MISA-Zimbabwe strongly condemns this incident and expresses its great concern over the continued suppression of media freedom and freedom of expression in Zimbabwe. Ironically, this occurred on the day when Zimbabwe, together with the rest of the world, was commemorating International Human Rights Day held under the theme "Embrace diversity, End discrimination. The incident involving the "Zimbabwe Independent" journalists constitutes a serious contradiction in terms as it deprives the independent media of its lawful and professional role of freely accessing and disseminating information in the public interest.

Discrimination against the privately-owned media only serves to entrench media polarisation and clearly contravenes the provisions of Article 19 of the Global Political Agreement signed by ZANU-PF and the two Movement for Democratic Change (MDC) formations, resulting in the birth of the inclusive government. Under the agreement the three political parties, among other issues, committed themselves to freeing the media space and securing media diversity.
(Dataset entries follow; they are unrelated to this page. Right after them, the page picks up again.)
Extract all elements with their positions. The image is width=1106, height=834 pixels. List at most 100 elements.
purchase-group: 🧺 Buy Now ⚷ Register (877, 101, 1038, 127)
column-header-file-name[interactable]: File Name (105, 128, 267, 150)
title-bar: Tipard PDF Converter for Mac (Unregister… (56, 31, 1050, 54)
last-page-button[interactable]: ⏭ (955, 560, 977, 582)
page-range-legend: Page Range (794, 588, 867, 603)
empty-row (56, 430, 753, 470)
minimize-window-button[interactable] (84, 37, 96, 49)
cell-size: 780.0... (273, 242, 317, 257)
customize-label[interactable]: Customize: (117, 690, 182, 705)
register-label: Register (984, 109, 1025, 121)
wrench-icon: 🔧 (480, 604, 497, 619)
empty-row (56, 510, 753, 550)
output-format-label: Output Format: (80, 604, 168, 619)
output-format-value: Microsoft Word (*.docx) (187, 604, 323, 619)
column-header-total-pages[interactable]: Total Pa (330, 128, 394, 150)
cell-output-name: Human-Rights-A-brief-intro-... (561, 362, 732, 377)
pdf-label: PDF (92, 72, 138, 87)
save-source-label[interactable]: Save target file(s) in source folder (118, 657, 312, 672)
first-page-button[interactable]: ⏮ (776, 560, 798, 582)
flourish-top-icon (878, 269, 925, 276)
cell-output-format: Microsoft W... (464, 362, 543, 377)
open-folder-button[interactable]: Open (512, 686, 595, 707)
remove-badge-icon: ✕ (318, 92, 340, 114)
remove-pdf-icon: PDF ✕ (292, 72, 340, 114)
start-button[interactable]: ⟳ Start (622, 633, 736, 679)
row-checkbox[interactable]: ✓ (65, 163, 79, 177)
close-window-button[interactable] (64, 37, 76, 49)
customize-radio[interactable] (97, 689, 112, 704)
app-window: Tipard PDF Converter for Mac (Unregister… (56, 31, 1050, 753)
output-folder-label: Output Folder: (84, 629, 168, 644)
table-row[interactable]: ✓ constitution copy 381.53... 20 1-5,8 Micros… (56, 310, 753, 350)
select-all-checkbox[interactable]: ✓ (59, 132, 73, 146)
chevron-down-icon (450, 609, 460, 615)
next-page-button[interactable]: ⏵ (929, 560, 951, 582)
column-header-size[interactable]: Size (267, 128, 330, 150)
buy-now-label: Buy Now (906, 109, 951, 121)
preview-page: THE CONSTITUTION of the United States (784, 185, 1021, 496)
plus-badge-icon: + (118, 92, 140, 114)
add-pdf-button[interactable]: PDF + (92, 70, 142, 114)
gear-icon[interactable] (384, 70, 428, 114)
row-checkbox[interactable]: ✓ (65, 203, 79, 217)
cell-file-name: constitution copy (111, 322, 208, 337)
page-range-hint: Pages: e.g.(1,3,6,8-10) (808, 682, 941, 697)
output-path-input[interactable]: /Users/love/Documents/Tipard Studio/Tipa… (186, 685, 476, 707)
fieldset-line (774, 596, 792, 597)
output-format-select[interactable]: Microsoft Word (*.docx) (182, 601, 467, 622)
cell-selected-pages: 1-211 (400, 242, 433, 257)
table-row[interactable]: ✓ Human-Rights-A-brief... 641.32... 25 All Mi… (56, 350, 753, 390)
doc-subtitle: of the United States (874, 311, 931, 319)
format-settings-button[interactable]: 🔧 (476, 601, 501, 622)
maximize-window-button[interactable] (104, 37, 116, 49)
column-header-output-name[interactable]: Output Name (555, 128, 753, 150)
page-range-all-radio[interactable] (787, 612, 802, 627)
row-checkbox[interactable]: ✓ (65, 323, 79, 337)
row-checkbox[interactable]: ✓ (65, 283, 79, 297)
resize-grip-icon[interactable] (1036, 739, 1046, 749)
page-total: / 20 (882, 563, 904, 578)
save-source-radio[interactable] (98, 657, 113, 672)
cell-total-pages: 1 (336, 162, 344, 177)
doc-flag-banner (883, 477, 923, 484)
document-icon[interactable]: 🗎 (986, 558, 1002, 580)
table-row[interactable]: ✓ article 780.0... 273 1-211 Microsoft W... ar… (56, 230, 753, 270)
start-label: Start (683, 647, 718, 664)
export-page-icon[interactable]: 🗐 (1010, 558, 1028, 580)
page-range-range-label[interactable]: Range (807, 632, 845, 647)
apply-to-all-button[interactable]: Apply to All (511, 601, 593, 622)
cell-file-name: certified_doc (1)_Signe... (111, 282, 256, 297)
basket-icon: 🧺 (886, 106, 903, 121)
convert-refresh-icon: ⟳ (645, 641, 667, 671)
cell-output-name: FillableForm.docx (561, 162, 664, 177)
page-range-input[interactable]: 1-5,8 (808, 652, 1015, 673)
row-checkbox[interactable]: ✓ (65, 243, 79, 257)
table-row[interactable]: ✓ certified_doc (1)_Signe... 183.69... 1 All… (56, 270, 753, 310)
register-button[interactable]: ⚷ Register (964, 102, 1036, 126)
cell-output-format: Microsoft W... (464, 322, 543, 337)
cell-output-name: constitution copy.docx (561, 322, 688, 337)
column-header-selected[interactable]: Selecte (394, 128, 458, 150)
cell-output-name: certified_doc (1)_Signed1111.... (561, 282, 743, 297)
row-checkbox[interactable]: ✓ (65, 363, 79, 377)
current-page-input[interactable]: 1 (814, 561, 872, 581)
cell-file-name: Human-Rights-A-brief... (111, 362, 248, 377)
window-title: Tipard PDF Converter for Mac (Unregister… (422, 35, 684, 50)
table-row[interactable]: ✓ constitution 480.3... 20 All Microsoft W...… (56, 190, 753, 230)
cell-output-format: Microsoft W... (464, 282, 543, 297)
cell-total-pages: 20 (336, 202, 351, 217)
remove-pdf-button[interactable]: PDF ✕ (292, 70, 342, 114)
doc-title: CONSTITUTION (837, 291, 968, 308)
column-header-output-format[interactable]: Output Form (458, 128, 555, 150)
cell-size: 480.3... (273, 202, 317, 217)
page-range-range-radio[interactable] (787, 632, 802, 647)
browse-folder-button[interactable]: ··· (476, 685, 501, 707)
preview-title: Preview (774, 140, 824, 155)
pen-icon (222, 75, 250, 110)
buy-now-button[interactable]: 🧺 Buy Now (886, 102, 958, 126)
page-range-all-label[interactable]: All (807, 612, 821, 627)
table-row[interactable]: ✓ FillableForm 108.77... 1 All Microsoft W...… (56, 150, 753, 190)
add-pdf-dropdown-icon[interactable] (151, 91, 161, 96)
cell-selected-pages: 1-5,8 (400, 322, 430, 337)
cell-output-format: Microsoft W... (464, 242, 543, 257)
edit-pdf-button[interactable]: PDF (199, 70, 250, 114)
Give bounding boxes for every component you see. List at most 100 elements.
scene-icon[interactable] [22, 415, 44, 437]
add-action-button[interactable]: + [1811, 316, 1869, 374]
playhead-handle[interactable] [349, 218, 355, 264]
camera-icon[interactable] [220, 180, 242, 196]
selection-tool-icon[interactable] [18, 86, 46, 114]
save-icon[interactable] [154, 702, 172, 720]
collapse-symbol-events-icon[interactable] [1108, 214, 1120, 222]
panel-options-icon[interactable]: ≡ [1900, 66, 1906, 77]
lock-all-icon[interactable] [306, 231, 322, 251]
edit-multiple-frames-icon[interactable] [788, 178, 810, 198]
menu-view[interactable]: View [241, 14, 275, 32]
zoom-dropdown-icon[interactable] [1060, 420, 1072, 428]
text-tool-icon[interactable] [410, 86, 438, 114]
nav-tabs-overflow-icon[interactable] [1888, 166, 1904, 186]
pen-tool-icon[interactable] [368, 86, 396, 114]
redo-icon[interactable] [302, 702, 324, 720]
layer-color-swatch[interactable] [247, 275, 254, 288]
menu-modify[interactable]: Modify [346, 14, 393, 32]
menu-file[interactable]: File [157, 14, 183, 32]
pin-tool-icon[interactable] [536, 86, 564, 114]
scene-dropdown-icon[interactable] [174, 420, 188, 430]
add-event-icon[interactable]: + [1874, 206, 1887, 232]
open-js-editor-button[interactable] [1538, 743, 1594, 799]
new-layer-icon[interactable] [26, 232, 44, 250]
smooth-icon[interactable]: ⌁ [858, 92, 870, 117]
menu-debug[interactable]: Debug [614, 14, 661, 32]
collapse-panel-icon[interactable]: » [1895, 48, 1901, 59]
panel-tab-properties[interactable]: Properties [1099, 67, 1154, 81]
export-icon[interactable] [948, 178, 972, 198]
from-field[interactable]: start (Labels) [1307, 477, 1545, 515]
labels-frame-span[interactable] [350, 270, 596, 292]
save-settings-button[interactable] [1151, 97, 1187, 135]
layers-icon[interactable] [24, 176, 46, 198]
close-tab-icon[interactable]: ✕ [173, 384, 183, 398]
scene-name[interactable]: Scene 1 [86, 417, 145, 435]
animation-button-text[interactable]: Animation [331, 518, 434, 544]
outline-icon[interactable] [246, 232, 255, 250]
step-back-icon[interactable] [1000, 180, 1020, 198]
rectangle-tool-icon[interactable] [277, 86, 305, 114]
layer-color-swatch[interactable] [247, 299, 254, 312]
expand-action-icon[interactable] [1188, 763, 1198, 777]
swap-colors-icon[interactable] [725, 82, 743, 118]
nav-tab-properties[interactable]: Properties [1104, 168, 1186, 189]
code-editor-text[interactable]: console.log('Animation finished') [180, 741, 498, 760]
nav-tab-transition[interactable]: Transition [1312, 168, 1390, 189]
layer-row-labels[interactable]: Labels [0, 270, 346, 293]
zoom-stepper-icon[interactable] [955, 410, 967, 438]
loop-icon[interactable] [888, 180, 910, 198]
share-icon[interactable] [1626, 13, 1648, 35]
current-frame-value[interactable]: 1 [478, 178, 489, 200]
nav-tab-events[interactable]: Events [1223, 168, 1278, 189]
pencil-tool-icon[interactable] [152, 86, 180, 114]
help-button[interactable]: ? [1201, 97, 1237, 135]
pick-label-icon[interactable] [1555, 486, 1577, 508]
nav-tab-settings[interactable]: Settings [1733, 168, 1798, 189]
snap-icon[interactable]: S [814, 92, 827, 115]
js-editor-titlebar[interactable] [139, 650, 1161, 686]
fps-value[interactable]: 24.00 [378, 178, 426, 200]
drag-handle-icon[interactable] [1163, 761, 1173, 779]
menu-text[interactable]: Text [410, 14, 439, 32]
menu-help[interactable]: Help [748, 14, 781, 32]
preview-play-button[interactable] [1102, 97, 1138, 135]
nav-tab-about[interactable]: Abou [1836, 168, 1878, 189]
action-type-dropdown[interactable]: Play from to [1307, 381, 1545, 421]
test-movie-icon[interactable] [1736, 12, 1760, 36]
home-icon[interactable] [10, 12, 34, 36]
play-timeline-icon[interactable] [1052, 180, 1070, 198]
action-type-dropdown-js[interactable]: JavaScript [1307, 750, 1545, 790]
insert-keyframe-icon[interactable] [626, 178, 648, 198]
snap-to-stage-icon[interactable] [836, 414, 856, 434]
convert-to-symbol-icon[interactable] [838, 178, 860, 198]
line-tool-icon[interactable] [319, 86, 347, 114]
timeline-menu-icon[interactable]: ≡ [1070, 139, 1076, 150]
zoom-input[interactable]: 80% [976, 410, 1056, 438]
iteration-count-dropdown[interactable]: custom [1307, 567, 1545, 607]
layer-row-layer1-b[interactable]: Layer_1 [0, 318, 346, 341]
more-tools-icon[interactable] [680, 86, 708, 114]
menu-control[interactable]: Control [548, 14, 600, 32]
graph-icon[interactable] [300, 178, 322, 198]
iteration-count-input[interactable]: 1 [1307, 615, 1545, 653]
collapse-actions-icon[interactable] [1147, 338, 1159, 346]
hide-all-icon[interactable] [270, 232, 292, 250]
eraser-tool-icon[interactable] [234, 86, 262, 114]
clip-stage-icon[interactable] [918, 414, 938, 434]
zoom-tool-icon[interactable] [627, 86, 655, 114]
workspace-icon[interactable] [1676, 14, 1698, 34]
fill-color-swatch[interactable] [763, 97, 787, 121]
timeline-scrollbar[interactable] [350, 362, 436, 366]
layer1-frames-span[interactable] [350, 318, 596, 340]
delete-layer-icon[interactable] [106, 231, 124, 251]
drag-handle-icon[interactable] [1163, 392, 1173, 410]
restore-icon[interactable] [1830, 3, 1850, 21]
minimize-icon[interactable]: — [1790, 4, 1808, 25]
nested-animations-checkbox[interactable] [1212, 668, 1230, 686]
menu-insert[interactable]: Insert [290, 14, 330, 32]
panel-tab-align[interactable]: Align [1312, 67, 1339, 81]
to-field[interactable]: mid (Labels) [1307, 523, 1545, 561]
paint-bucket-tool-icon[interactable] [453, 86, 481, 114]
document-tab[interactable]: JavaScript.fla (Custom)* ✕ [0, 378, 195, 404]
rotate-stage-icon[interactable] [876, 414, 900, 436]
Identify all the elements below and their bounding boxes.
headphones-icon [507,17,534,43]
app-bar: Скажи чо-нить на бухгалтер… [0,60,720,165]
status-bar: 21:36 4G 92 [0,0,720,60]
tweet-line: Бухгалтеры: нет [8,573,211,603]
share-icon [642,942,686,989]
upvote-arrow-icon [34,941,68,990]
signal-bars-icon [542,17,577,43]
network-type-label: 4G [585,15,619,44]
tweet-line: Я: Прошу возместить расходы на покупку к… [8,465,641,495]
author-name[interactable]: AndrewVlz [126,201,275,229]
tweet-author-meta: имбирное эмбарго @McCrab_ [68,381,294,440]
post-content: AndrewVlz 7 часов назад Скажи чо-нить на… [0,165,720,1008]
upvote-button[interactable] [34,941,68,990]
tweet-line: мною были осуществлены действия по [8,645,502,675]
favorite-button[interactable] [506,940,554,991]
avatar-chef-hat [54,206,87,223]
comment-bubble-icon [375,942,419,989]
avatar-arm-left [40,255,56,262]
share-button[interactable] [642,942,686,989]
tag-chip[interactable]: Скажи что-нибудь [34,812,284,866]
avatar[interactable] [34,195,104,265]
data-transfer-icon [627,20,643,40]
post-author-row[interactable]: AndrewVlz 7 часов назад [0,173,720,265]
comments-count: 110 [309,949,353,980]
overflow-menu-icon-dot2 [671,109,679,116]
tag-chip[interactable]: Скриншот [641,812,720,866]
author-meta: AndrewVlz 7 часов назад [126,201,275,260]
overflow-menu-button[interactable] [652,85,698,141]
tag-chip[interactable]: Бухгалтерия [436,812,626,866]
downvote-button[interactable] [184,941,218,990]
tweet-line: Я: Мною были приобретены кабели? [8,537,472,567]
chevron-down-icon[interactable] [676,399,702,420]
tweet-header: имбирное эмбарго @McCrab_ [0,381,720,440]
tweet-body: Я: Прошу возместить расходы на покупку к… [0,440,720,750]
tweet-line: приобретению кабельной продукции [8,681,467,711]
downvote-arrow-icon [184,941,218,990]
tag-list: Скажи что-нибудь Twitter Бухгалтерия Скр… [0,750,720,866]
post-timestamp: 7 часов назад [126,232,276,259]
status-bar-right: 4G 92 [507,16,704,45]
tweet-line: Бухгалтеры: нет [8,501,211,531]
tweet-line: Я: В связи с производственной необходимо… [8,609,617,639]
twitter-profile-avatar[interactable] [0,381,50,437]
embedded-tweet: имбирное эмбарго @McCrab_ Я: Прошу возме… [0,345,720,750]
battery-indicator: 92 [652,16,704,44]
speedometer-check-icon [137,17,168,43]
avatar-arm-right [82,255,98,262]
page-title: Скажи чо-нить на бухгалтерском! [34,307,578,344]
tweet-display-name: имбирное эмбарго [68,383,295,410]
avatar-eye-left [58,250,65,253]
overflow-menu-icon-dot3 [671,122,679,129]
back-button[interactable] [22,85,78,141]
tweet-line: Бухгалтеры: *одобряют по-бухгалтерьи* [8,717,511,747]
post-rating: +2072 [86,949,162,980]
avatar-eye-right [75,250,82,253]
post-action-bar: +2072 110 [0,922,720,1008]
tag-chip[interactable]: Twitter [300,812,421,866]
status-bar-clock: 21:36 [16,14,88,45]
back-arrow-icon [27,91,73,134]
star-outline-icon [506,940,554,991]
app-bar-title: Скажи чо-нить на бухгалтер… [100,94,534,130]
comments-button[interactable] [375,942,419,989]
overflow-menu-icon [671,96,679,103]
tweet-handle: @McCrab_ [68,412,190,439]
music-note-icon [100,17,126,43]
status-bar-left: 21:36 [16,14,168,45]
Regrettably, the Zimbabwean media space remains restricted with the independent media being vilified and discriminated against despite global calls for diversity to be embraced and for an end to all forms of discrimination.

As the constitution making process gets underway, MISA-Zimbabwe reiterates its demands for a constitutional provision that explicitly guarantees media freedom as critical to the fundamental right of citizens to access information from a diverse, independent and pluralistic media.